Oct. 21–28, 2007 - southern Calif.: 24 wildfires from Simi Valley to the Mexican border are fanned by 50 to 60 mph winds burning more than 516,000 acres. Seven people die, close to 90 people are injured, more than 2,000 homes are destroyed, and over 500,000 people evacuate their homes. A 10-year-old boy admits to accidentally starting one of the fires while playing with matches.
Oct. 31, 2007 - Carribean: 107 people die during Tropical Storm Noel. 66 people die, 27 are missing, 6,300 homes are destroyed, and more than 62,000 people are homeless when two rivers burst 26 miles outside Santo Domingo, Dominican Republic. At least 40 people die and 400 homes are destroyed in Haiti. In Cuba, 24,000 people are evacuated from low-lying areas and 2,000 homes are damaged by floods.
Nov. 15, 2007 - Bangladesh: Cyclone Sidr, with winds over 100 miles per hour, kills nearly 3,500 people in southern Bangladesh. The United Nations reports that a million people are without homes.

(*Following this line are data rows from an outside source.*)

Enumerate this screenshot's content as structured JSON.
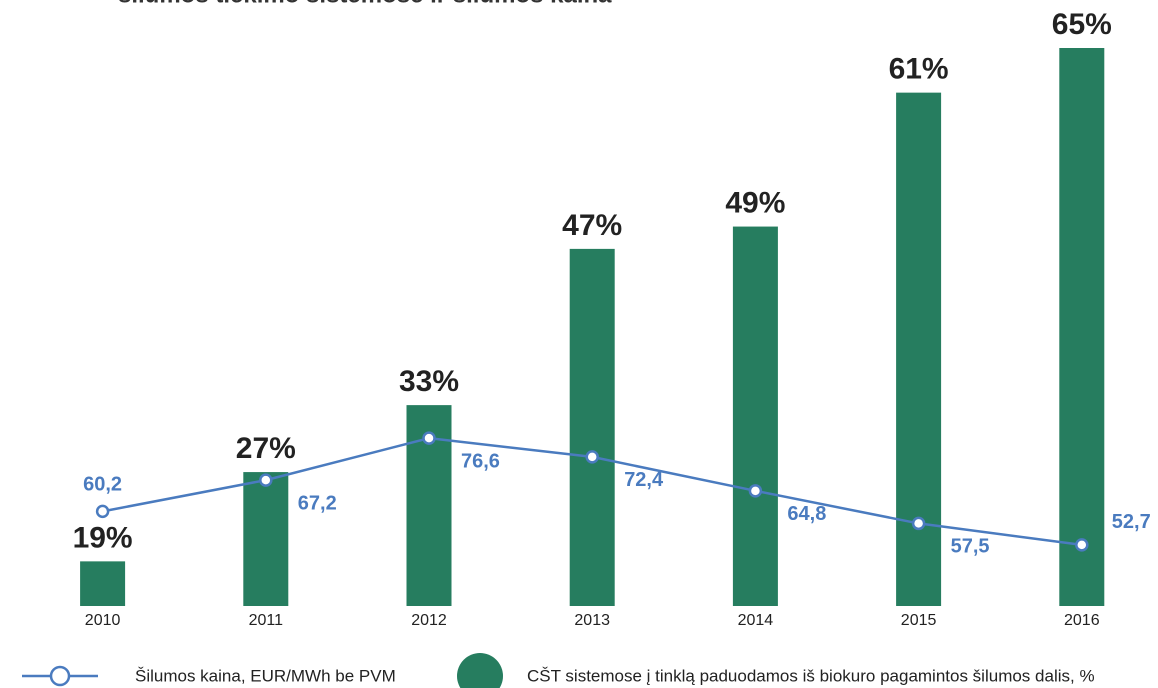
{
  "chart_data": {
    "type": "bar-line",
    "title": "šilumos tiekimo sistemose ir šilumos kaina",
    "categories": [
      "2010",
      "2011",
      "2012",
      "2013",
      "2014",
      "2015",
      "2016"
    ],
    "ylim": [
      15,
      65
    ],
    "y2lim": [
      39,
      164
    ],
    "series": [
      {
        "name": "CŠT sistemose į tinklą paduodamos iš biokuro pagamintos šilumos dalis, %",
        "type": "bar",
        "color": "#267d5f",
        "values": [
          19,
          27,
          33,
          47,
          49,
          61,
          65
        ],
        "value_labels": [
          "19%",
          "27%",
          "33%",
          "47%",
          "49%",
          "61%",
          "65%"
        ]
      },
      {
        "name": "Šilumos kaina, EUR/MWh be PVM",
        "type": "line",
        "axis": "y2",
        "color": "#4a7bbf",
        "values": [
          60.2,
          67.2,
          76.6,
          72.4,
          64.8,
          57.5,
          52.7
        ],
        "value_labels": [
          "60,2",
          "67,2",
          "76,6",
          "72,4",
          "64,8",
          "57,5",
          "52,7"
        ]
      }
    ]
  }
}
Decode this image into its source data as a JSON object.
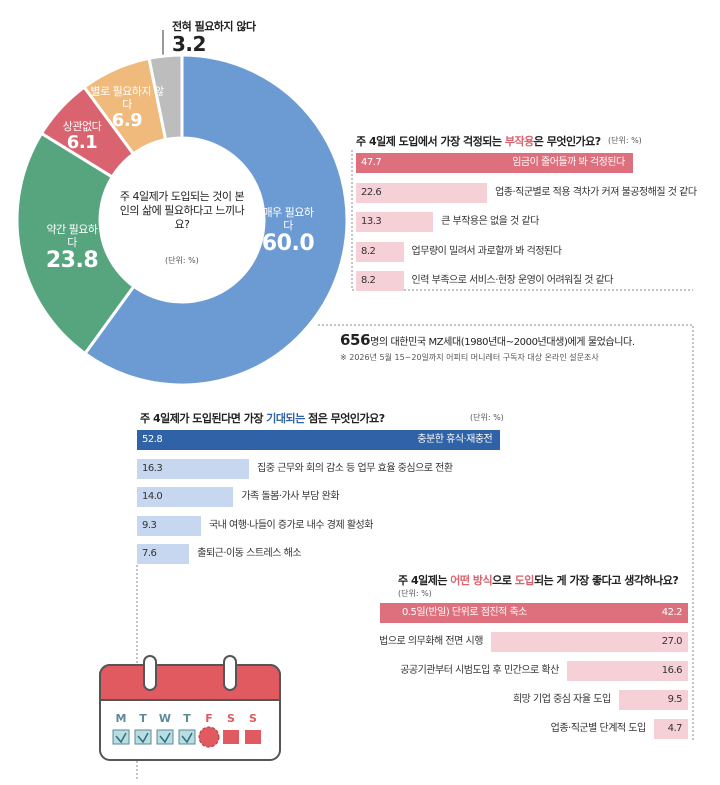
{
  "chart_data": [
    {
      "type": "pie",
      "title": "주 4일제가 도입되는 것이 본인의 삶에 필요하다고 느끼나요?",
      "unit": "(단위: %)",
      "categories": [
        "매우 필요하다",
        "약간 필요하다",
        "상관없다",
        "별로 필요하지 않다",
        "전혀 필요하지 않다"
      ],
      "values": [
        60.0,
        23.8,
        6.1,
        6.9,
        3.2
      ],
      "value_labels": [
        "60.0",
        "23.8",
        "6.1",
        "6.9",
        "3.2"
      ],
      "colors": [
        "#6c9bd3",
        "#56a57f",
        "#d9636f",
        "#f0ba7c",
        "#bdbdbd"
      ]
    },
    {
      "type": "bar",
      "orientation": "left",
      "title": "주 4일제 도입에서 가장 걱정되는 부작용은 무엇인가요?",
      "title_highlight": [
        "부작용"
      ],
      "highlight_color": "#d9636f",
      "unit": "(단위: %)",
      "categories": [
        "임금이 줄어들까 봐 걱정된다",
        "업종·직군별로 적용 격차가 커져 불공정해질 것 같다",
        "큰 부작용은 없을 것 같다",
        "업무량이 밀려서 과로할까 봐 걱정된다",
        "인력 부족으로 서비스·현장 운영이 어려워질 것 같다"
      ],
      "values": [
        47.7,
        22.6,
        13.3,
        8.2,
        8.2
      ],
      "value_labels": [
        "47.7",
        "22.6",
        "13.3",
        "8.2",
        "8.2"
      ],
      "colors": [
        "#de6f7c",
        "#f6d0d7",
        "#f6d0d7",
        "#f6d0d7",
        "#f6d0d7"
      ]
    },
    {
      "type": "bar",
      "orientation": "left",
      "title": "주 4일제가 도입된다면 가장 기대되는 점은 무엇인가요?",
      "title_highlight": [
        "기대되는"
      ],
      "highlight_color": "#2f62a6",
      "unit": "(단위: %)",
      "categories": [
        "충분한 휴식·재충전",
        "집중 근무와 회의 감소 등 업무 효율 중심으로 전환",
        "가족 돌봄·가사 부담 완화",
        "국내 여행·나들이 증가로 내수 경제 활성화",
        "출퇴근·이동 스트레스 해소"
      ],
      "values": [
        52.8,
        16.3,
        14.0,
        9.3,
        7.6
      ],
      "value_labels": [
        "52.8",
        "16.3",
        "14.0",
        "9.3",
        "7.6"
      ],
      "colors": [
        "#2f62a6",
        "#c6d7ef",
        "#c6d7ef",
        "#c6d7ef",
        "#c6d7ef"
      ]
    },
    {
      "type": "bar",
      "orientation": "right",
      "title": "주 4일제는 어떤 방식으로 도입되는 게 가장 좋다고 생각하나요?",
      "title_highlight": [
        "어떤 방식",
        "도입"
      ],
      "highlight_color": "#d9636f",
      "unit": "(단위: %)",
      "categories": [
        "0.5일(반일) 단위로 점진적 축소",
        "법으로 의무화해 전면 시행",
        "공공기관부터 시범도입 후 민간으로 확산",
        "희망 기업 중심 자율 도입",
        "업종·직군별 단계적 도입"
      ],
      "values": [
        42.2,
        27.0,
        16.6,
        9.5,
        4.7
      ],
      "value_labels": [
        "42.2",
        "27.0",
        "16.6",
        "9.5",
        "4.7"
      ],
      "colors": [
        "#de6f7c",
        "#f6d0d7",
        "#f6d0d7",
        "#f6d0d7",
        "#f6d0d7"
      ]
    }
  ],
  "survey": {
    "respondents": "656",
    "respondents_text": "명의 대한민국 MZ세대(1980년대~2000년대생)에게 물었습니다.",
    "note": "※ 2026년 5월 15~20일까지 어피티 머니레터 구독자 대상 온라인 설문조사"
  },
  "calendar_days": [
    "M",
    "T",
    "W",
    "T",
    "F",
    "S",
    "S"
  ]
}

Nov. 18, 2007 - Donetsk, Ukraine: 90 people die and 10 are missing in the deadliest mining explosion since 1991.
December 5, 2007 - Omaha, Nebraska: Robert Hawkins, 19, of Bellevue, Nebraska, kills eight people before turning the gun on himself at the Von Maur department store in the Westroads Mall in Omaha. Five people are also wounded.